Careening Through the Universe, You're Axis on a Tilt, You're Guiltless and Free, I Hope You Take a Piece of Me With You*

Driving Lana to the doctor's office** on Tuesday afternoon, we were passed by three men on Harley Davidson's.

I was going 70 in a 65*** on the interstate, so the motorcycles must have been going at least 75.

"Mama?" Lana asked from the back seat.

"Lana?" I answered. (She likes it when I say "Lana" when she says, "Mama". I don't know why. Maybe she just likes the balance of the sounds.)

"Did you see those motorcycles?" she asked.

"I did." I answered.

"Did you know you could take a motorcycle on a big, fast road like this?" she asked.

"Well," I said. "You CAN take a motorcycle on a big, fast road like this, but I'm not sure it's a great idea."

"I don't want to ride a motorcycle on this kind of road," she said.
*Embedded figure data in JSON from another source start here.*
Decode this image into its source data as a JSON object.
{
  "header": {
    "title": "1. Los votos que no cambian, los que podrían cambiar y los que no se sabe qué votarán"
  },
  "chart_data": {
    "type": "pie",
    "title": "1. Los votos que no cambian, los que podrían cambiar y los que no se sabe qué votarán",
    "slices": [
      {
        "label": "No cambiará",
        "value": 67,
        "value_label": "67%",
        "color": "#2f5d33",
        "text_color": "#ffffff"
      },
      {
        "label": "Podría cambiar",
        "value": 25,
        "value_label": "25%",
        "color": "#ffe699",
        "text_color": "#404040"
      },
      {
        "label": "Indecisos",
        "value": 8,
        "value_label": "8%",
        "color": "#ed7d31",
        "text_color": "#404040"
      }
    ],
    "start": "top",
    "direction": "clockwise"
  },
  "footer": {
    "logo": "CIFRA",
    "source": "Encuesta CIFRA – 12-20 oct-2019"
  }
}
(Inwardly, I said a little prayer of thanksgiving for small favors.)

Lana recently told my friend Heather than she (Lana) and her mommy had ridden a motorcycle in Vietnam. Heather had gently tried to clarify if Lana meant that she had ridden a motorcycle with ME or with her foster mother, and Lana had insisted that she and *I* had ridden a motorcycle together in Vietnam, which is simply not true.

I decided that it was a good a time as any to explore what Lana had meant by that conversation.

"Lana?" I asked.

"Mama?" she answered. (There we go with the call and answer thing again.)

"Did you ride motorcycles with the mommy you had before I was your mommy?" (Ponder, for a moment, the monumentally small odds of the necessity of this sentence being formed under any normal circumstances. I KNOW. It's weird. It's a weird sentence.)

"Of course," she answered. "All the time."

She said this very matter-of-factly. As if this was not a conversation of extreme importance. As if everyone on the planet, at one time or other, had had another mother who rode motorcycles with them.

"Did you ride on big fast roads like this one?" I asked.

"No, mommy. We rode on bumpy, small roads."

"Oh," I said. (What else COULD I say? Really?)

"There weren't any big, fast roads like this, mom," she said.

"Oh?" I said again. (I'm predictable that way, I guess.)

"Vietnam is a very old place, mom, that's why. A very old place with small bumpy roads."

I tried very hard not to laugh at loud. I suppose I should have taken the opportunity to point out that it was a very old place with delicious food and a complex and fascinating history, or at least that it boasts fabulous beaches. Something she could relate to.

But I was a bit busy being gobsmacked by the idea that my daughter not only remembers the mother she had before me, but that she can also talk about her in the most casual way. That what my daughter remembers, of the time before me, is riding on a motorcycle, on small bumpy roads, in a very old place.

LM

* Third Eye Blind, Motorcycle Drive By
**Because she has a UTI. Again.
***Please do not turn me over to the authorities.